The cause of genetic disabilities in many children is rarely identified. This limits the ability of doctors to develop precise treatment plans. Both whole exome and whole genome testing were conducted as part of this study. These tests search an individual’s genetic code for imperfections that are the source of disease.
“Trying new approaches to understand these diseases is important. Having an answer about what’s making their child so sick helps families grieve,” added study co-author Geneviève Bernard, MD, MSc, FRCPc, pediatric neurologist and a researcher with the Child Health and Human Development Program of the RI-MUHC.
“The diagnosis gave us some closure,” said Mathilde’s father, Gabriel. Because their daughter’s disease was so rare, they agreed to take part in further research into the disorder. “It felt good to know that our daughter could help other children and the scientific community at large.”

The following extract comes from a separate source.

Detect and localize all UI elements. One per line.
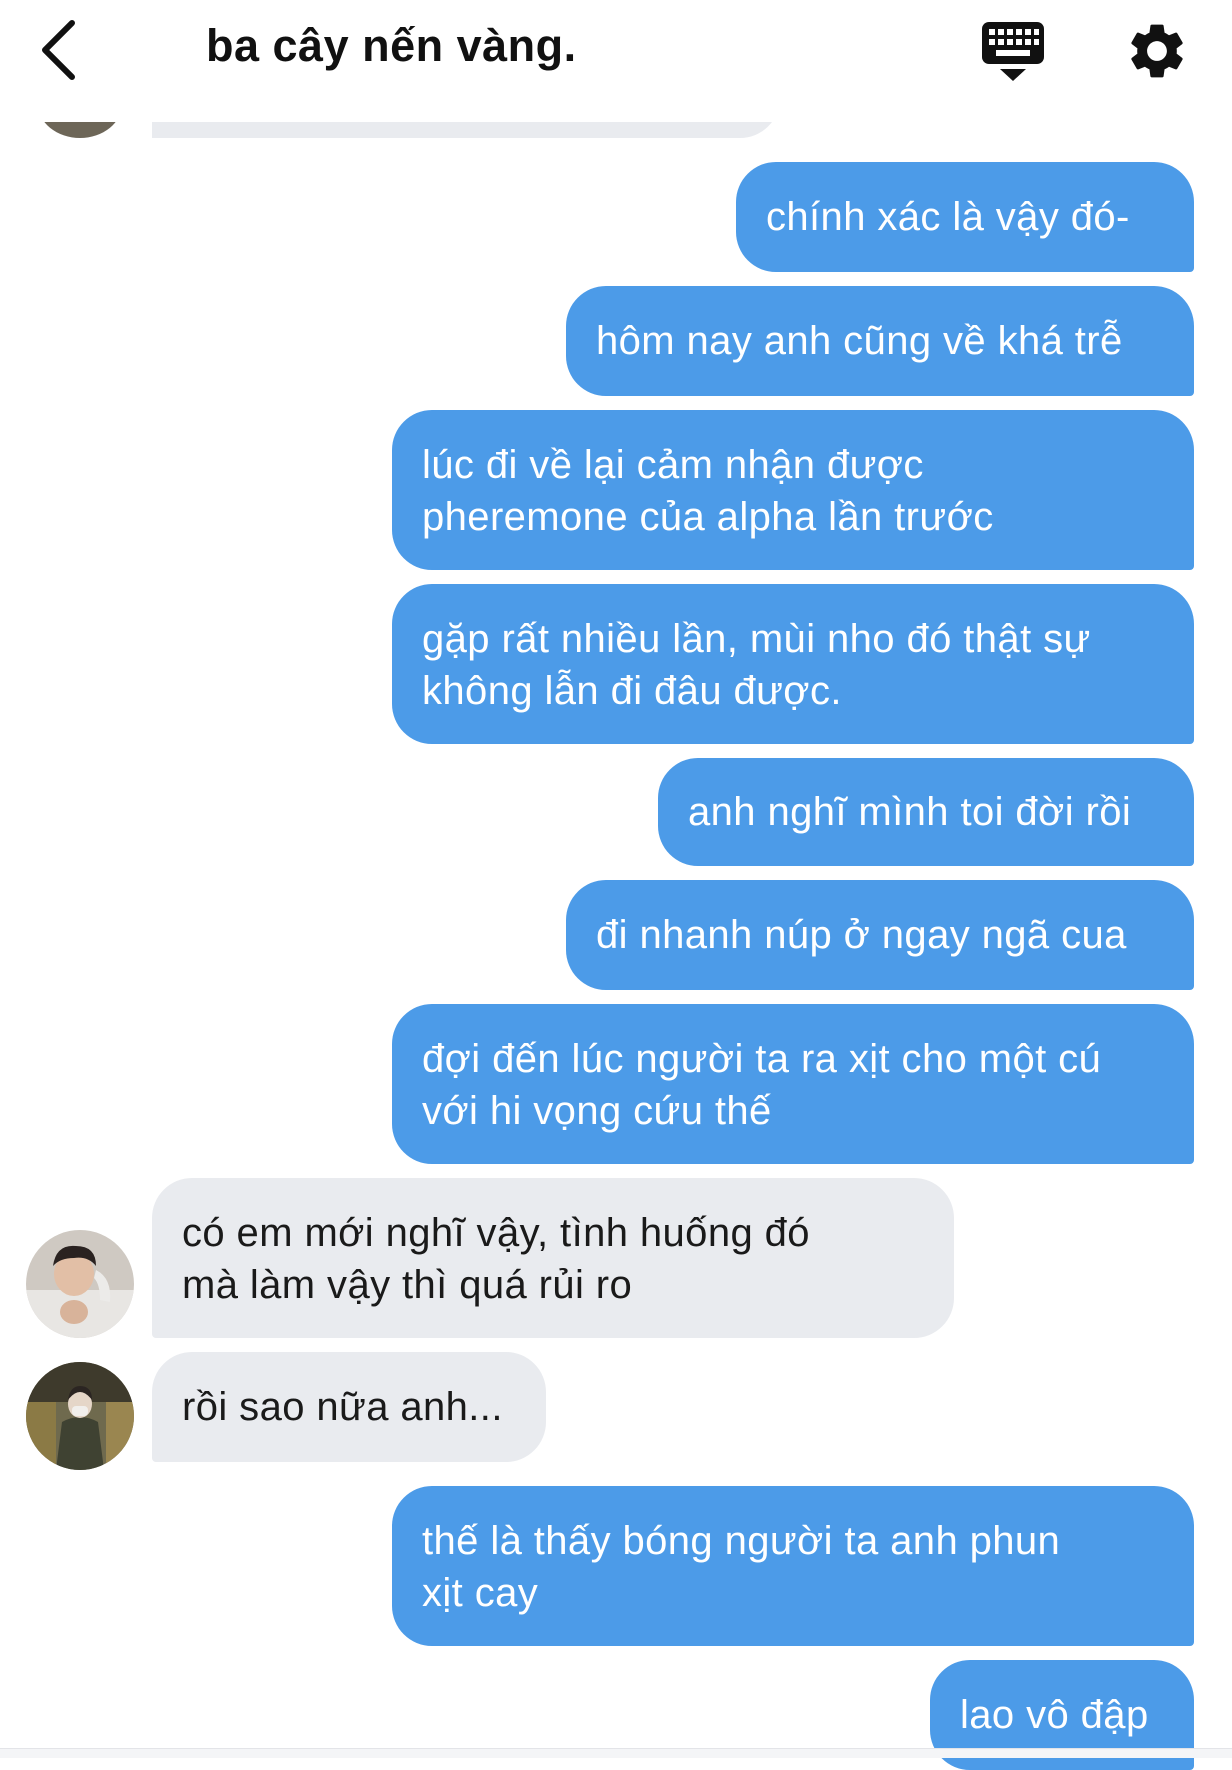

Patient evaluation and testing for this study was conducted at Rady Children’s Hospital-San Diego, the Montreal Children’s Hospital of the McGill University Health Centre and the National Research Center in Cairo. Medical research institutions in Amsterdam, Hong Kong, Qatar and Egypt also played a supporting role in confirming the biologic impact of the mutation in the VARS gene.
“For ultra-rare conditions such as this one, collaboration among multiple research institutions is crucial to confirm that changes identified in the genetic code may be common to multiple children with similar clinical symptoms,” said study co-author Jennifer Friedman, MD, neurologist at Rady Children’s Hospital and professor at UC San Diego School of Medicine.
“Such cooperation and patient matching plays a critical role in the identification of new genes and provision of diagnoses to geographically dispersed individuals with the same rare disorder,” Dr. Friedman added.
In future experiments, the researchers hope to test whether dietary supplementation with valine or gene therapy may help to restore the altered protein in the brain of these children.